Сон, который приснился мне в поезде, сбылся. В крепнущем утреннем свете гора приняла ту самую форму, которую я видела в своем кошмаре, и от чувства фаталистического принятия меня потянуло в сон.

– Нет, вставай. Все будет хорошо – мы уже почти пришли.

Я с трудом поднялась на ноги и снова побрела за ним вниз по склону. Наконец мы спустились ниже облаков и увидели впереди дорогу. Но от нее нас отделял последний отрезок склона: теперь это была не сухая пыльная тропа в зарослях травы и вереска, а водопад несущейся вниз пены, который было никак не обойти.

– Мы здесь не спустимся – мы просто на ногах не устоим.

– Ты права, – Мот снял рюкзак и со странной усмешкой обернулся ко мне, потом прижал рюкзак к груди и сел на землю. – Но мы можем здесь съехать.

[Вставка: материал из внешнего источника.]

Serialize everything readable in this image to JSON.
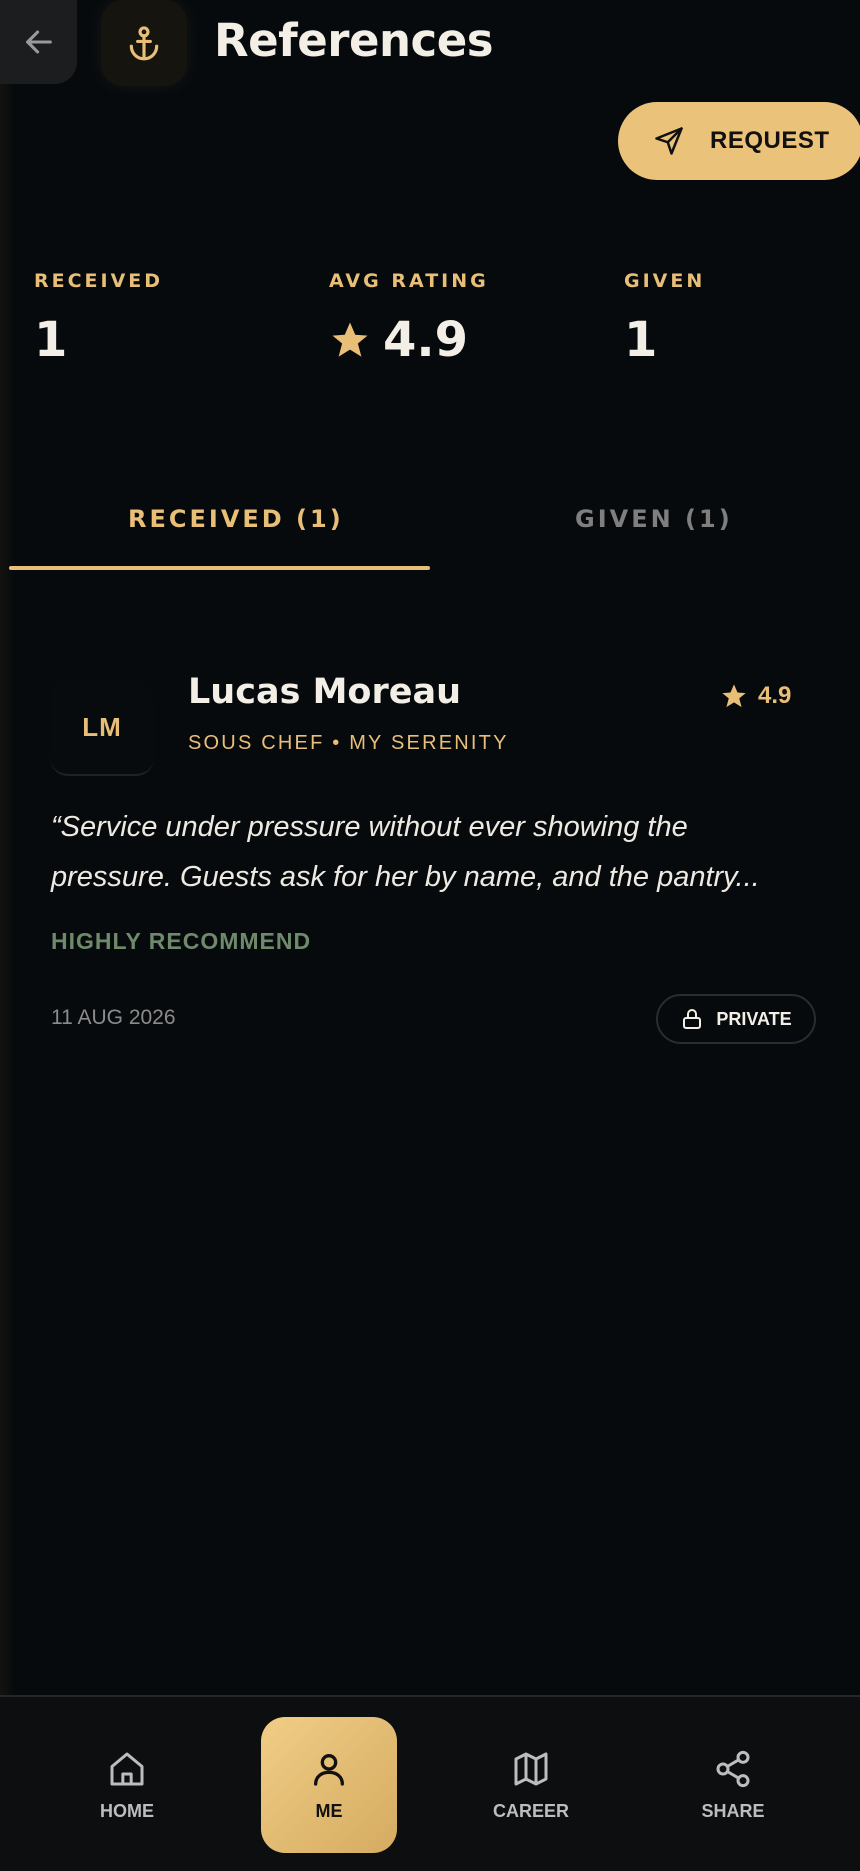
{
  "header": {
    "title": "References",
    "request_label": "REQUEST"
  },
  "stats": {
    "received_label": "RECEIVED",
    "received_value": "1",
    "avg_label": "AVG RATING",
    "avg_value": "4.9",
    "given_label": "GIVEN",
    "given_value": "1"
  },
  "tabs": {
    "received": "RECEIVED (1)",
    "given": "GIVEN (1)"
  },
  "reference": {
    "initials": "LM",
    "name": "Lucas Moreau",
    "role": "SOUS CHEF • MY SERENITY",
    "rating": "4.9",
    "quote_line1": "“Service under pressure without ever showing the",
    "quote_line2": "pressure. Guests ask for her by name, and the pantry...",
    "recommendation": "HIGHLY RECOMMEND",
    "date": "11 AUG 2026",
    "visibility": "PRIVATE"
  },
  "nav": {
    "home": "HOME",
    "me": "ME",
    "career": "CAREER",
    "share": "SHARE"
  },
  "colors": {
    "accent": "#e9bf78",
    "background": "#060a0d",
    "recommend": "#6f8a6a"
  }
}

Он исчез, подняв тучу брызг; за считаные секунды он преодолел сорок метров воды и встал на ноги у подножия горы. Я знала, что мне нужно следовать за ним, хотя бросаться с холма и противоречило всем моим инстинктам. Я вся дрожала и чувствовала, как меня начинает охватывать нехорошая сонливость. Я соскользнула вниз по ледяной воде, мы пробрели последние метры и вышли на дорогу. Мы притопывали по асфальту, пытаясь разогнать кровь, с нас потоками лилась вода, и тут рядом остановился туристический микроавтобус.

– Подвезти?

Кафе в Аллапуле только-только открылось. Еще не веря, что выжили, мы прохлюпали внутрь, сели на пластиковые скамейки и стали ждать завтрака. Теплая тишина кафе казалась нам совершенно нереальной; мы таращили друг на друга глаза через столик, не в силах сформулировать словами все, что с нами случилось. Вода ручейками бежала с наших рюкзаков, растекаясь по полу. Между нами поднималось облачко пара. Появилась официантка с тарелками.

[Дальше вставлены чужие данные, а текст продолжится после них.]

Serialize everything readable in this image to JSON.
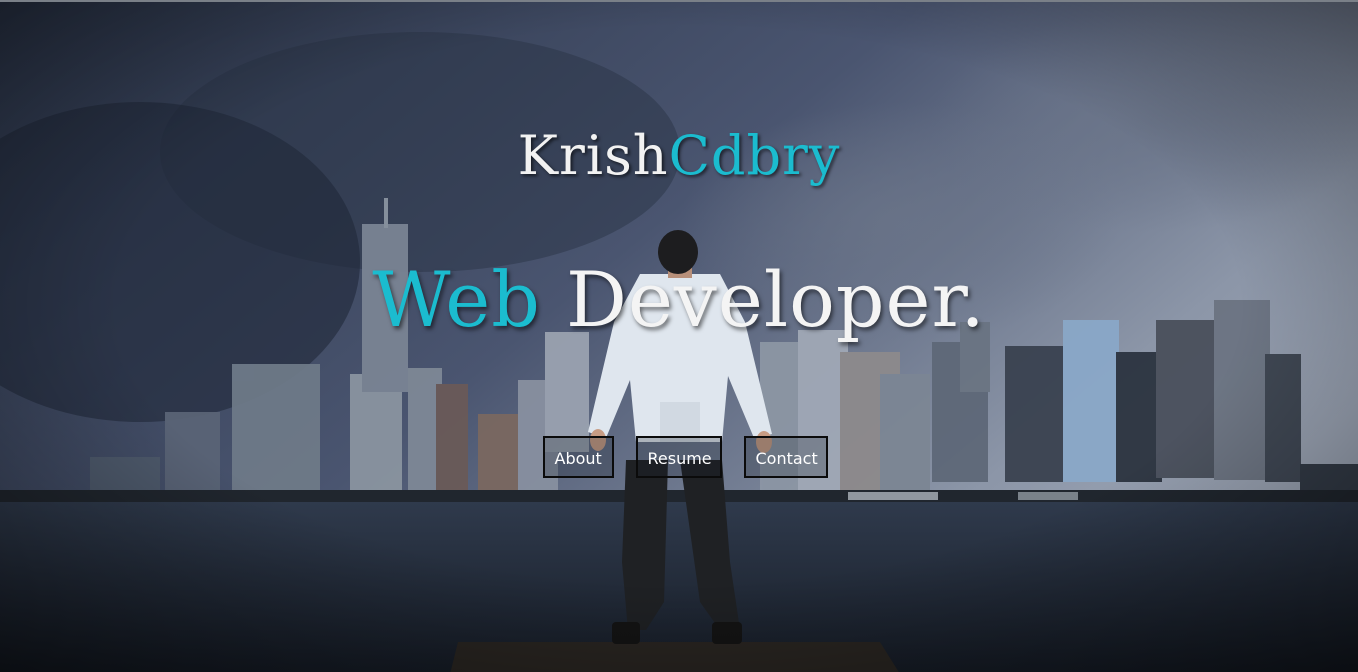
{
  "brand": {
    "first": "Krish",
    "second": "Cdbry"
  },
  "headline": {
    "accent": "Web",
    "rest": " Developer."
  },
  "nav": {
    "about": "About",
    "resume": "Resume",
    "contact": "Contact"
  },
  "colors": {
    "accent": "#1bbccf",
    "text": "#f2f2f2",
    "button_border": "#0b0b0b"
  }
}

– Откуда же это вас таких принесло? Пойду за шваброй.

Увидев еду, я полностью сосредоточилась на мысли о сосисках и консервированной фасоли, на том, как они сейчас окажутся у меня во рту. Я отчаянно хотела есть, но потребность во сне пересилила голод, и я упала лицом в тарелку; теплое яйцо размазалось по моей щеке, а я закрыла глаза и в изнеможении отключилась.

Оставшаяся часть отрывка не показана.